5 tips from a newbie in the studio




One of the pleasant surprises here in Sydney is that it has a very vibrant culture of Meetup groups. I thought Meetup, being a New York corporation would have very limited presence here. The opposite couldn’t have been more true. I’ve found groups that do photography, PHP development, WordPress, and more. It’s been easy to integrate with a set of like minded here.

I wanted to take as much time as I could to soak up the Meetup culture and be exposed to as many different types of photography as I could while I was down here. Portrait photography has always been the hardest for me to get experience. I don’t have access to a photo studio and all the various lighting equipment that’s required, yet.

Sometimes, a studio owner will use his or her venue as a location for a meet up to help those of us without become better photographers. It wasn’t an opportunity that comes along often for me, so I packed up my camera, hopped on my bike, and headed off to Lilyfield for the evening.  What did I learn that was different (and the same) from my first time?


1. Know your portrait vocabulary

The big take away for me at this meet up with an iPhone app called Posing App. It walks through for each gender as well as couples which positions flatter the subject. This is the part of photography that’s a lot like vocabulary. I just have to spend time with the app visually memorizing each of the poses so that I can use them on demand when in the field.

2. Every model is different

Each model comes with a different skill set and qualities that make them unique.  Different body types will require different lighting setups and poses.  Inexperienced models will need much more direction from you, the photographer than an experienced model.  Models with less experience are more likely to make mistakes in the details. Keep an extra special watch on lines and shadows in photographs. Ensure both are complementary.

3. Communicate with voice and action

I struggled in communicating with the model during my first portrait shoot. The instructor focused a lot on not only giving directions by voice but showing the model visually. We all got a good laugh as the instructor who is a large burly man taught us how to communicate with the model by imitating the poses he wanted her to do. Laughing aside, it was an extremely effective way for the photographer and model to get on the same page.

4. Shadows are as important as lights

The lighting setup was very similar to the last photo shoot. A radio transmitter plugs into the flash hot shoe to control all of the external lights. We simply programmed our cameras with the settings provided by the studio owner.
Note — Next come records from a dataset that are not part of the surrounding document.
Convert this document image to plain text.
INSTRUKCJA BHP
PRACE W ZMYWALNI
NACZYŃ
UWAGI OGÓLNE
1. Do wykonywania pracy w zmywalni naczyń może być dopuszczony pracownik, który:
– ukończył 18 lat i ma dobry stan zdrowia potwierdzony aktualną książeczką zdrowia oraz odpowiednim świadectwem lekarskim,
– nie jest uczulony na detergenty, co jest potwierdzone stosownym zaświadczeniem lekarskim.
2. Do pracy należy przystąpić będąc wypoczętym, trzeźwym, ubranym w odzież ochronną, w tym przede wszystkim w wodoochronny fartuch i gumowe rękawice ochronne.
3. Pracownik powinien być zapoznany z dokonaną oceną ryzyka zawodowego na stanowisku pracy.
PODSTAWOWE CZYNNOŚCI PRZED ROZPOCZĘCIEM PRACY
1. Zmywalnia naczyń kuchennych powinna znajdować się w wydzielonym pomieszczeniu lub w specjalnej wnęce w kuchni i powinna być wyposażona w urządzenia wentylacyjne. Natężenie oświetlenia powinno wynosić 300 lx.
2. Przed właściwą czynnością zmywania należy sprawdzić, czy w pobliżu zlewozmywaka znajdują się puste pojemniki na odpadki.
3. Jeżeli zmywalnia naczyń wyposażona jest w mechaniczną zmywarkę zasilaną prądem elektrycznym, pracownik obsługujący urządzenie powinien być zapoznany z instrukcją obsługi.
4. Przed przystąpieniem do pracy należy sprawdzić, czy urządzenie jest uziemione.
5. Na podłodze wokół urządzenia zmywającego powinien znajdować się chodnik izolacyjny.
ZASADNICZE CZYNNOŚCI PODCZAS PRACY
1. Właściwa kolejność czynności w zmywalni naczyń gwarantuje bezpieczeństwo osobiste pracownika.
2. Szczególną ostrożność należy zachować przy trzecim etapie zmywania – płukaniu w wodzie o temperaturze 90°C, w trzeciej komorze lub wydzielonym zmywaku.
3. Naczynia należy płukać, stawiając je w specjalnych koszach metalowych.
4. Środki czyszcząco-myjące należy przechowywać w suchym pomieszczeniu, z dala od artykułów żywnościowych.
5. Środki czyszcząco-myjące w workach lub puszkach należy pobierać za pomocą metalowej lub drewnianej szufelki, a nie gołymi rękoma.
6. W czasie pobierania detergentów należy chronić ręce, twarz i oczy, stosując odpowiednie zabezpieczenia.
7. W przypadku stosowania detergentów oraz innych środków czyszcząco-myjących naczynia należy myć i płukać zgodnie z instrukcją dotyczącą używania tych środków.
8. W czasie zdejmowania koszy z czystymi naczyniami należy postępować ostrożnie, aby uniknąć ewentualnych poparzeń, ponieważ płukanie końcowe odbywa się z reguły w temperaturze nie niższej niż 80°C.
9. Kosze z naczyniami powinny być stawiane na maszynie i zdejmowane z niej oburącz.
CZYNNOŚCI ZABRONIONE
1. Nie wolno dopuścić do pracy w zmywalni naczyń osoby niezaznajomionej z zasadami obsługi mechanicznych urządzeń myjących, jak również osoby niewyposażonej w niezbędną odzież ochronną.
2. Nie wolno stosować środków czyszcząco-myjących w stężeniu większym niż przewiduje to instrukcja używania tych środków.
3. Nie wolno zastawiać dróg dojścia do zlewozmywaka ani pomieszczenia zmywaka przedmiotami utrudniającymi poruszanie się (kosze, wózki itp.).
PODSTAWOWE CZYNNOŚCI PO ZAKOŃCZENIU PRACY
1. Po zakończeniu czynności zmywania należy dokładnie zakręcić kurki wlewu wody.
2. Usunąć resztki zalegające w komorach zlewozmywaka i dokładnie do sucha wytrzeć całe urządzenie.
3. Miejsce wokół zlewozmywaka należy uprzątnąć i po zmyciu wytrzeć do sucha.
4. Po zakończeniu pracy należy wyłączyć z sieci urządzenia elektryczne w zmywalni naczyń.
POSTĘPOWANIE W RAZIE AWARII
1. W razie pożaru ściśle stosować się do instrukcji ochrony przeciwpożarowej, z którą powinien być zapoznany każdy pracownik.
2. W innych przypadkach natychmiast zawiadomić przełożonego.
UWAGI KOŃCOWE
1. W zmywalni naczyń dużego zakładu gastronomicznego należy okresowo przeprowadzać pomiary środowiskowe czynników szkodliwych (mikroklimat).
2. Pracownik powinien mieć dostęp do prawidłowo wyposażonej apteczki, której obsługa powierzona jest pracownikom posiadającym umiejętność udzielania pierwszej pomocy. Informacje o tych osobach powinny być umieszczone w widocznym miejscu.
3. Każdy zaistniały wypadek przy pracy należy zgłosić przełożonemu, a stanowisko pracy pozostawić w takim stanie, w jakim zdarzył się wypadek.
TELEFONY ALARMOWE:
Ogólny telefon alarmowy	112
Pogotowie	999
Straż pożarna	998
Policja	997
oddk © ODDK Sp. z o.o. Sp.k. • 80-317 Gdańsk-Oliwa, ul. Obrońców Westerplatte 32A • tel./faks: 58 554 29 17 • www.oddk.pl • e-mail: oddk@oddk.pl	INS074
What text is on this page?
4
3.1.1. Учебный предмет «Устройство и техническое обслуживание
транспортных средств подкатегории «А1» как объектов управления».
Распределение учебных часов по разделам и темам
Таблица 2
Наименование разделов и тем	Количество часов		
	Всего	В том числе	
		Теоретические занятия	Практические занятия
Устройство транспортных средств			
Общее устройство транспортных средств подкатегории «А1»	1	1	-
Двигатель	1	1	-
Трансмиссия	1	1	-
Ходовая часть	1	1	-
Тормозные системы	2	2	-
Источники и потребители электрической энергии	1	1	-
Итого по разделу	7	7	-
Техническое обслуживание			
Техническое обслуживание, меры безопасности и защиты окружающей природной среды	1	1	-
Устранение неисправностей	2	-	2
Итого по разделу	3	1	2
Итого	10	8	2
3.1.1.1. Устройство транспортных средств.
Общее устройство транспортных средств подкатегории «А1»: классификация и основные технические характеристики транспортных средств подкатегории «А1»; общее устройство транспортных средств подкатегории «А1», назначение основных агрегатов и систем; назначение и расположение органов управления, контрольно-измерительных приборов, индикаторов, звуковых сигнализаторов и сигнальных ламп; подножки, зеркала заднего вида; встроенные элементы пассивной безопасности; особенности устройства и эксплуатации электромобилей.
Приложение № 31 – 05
That part was completely plug-and-play.

Lights and more importantly shadows were significantly important as they had dramatic effects on the dimensions of a model’s features. Shadows can be slimming but they can also make a model look anemic.

5. Small details matter

What I found interesting was that even small details significantly affect the outcome of the photo. One of the poses the instructor used had the model lift her front foot’s heel and point her knee toward the inside of her body. She then put her hand on the outer hip. If it was too high, the hand broke the flow of the entire photograph. If it was too low, the model appeared lifeless in the photograph.

Portrait photography is like any other worthwhile endeavor. It takes practice, practice and more practice.